Biography: Jing Zhao

Abstract

Acetaminophen (APAP) overdose induces inflammation and oxidative stress that can lead to severe liver injury. Cigarette smoking is considered to be a crucial modifiable risk factor for disease and death worldwide. Our previous data revealed that cigarette 3R4F aggravated APAP-induced liver injury in a dose-dependent manner. This study aimed to investigate the effects of commercial cigarette A on the progression of APAP-induced acute liver injury. Seven-week-old C57BL/6 mice were exposed to cigarette A (300, 600 μg/L) or standard cigarette 3R4F (600 μg/L) or fresh air for 2 hours once daily and 5 days per week. After 4 weeks, mice were intra-peritoneally injected with PBS or APAP (500 mg/kg). Eight hours later the mice were euthanized and blood and tissues were collected for analysis. The results showed that cigarette smoke exposure significantly increased APAP-induced liver injury by increasing serum ALT and AST levels, exacerbated hepatic pathological damages with inflammatory cell infiltration and hepatocellular apoptosis and accompanied by up-regulated inflammatory mediators including tumor necrosis factor (TNF-α) and interleukin (IL)-1β. Cigarette smoke could increase the expressions of cytochrome P450 (CYP) 2E1 and 1A2 which could metabolize a large number of compounds in liver and lead to the down-regulation of antioxidant such as glutathione peroxidase (GSH-Px) and heme oxygenase-1 (HO-1) in APAP treated mice.
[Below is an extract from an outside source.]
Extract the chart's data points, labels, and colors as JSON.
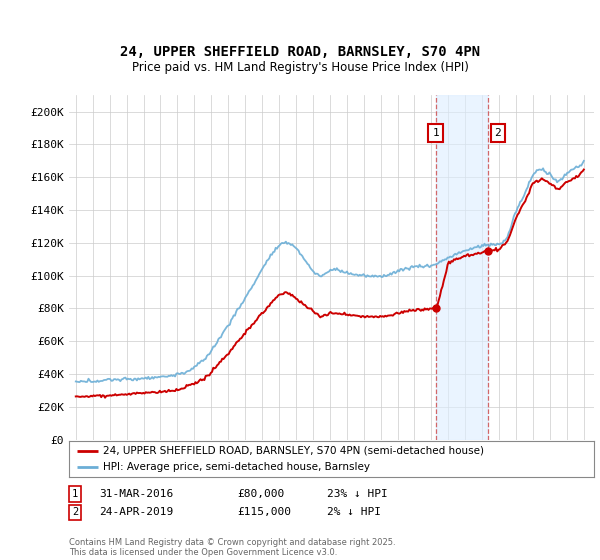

Furthermore, cigarette smoke exposure obviously increased the activation of c-Jun N-terminal kinases (JNK) signal induced by APAP. Mice exposed to commercial cigarette A had no significant difference between those exposed to standard cigarette 3R4F after APAP injection. Overall, these findings suggested that cigarette smoke exposure could exacerbate APAP-induced hepatotoxicity and possible mechanism might be associated with the activation of JNK signal pathway.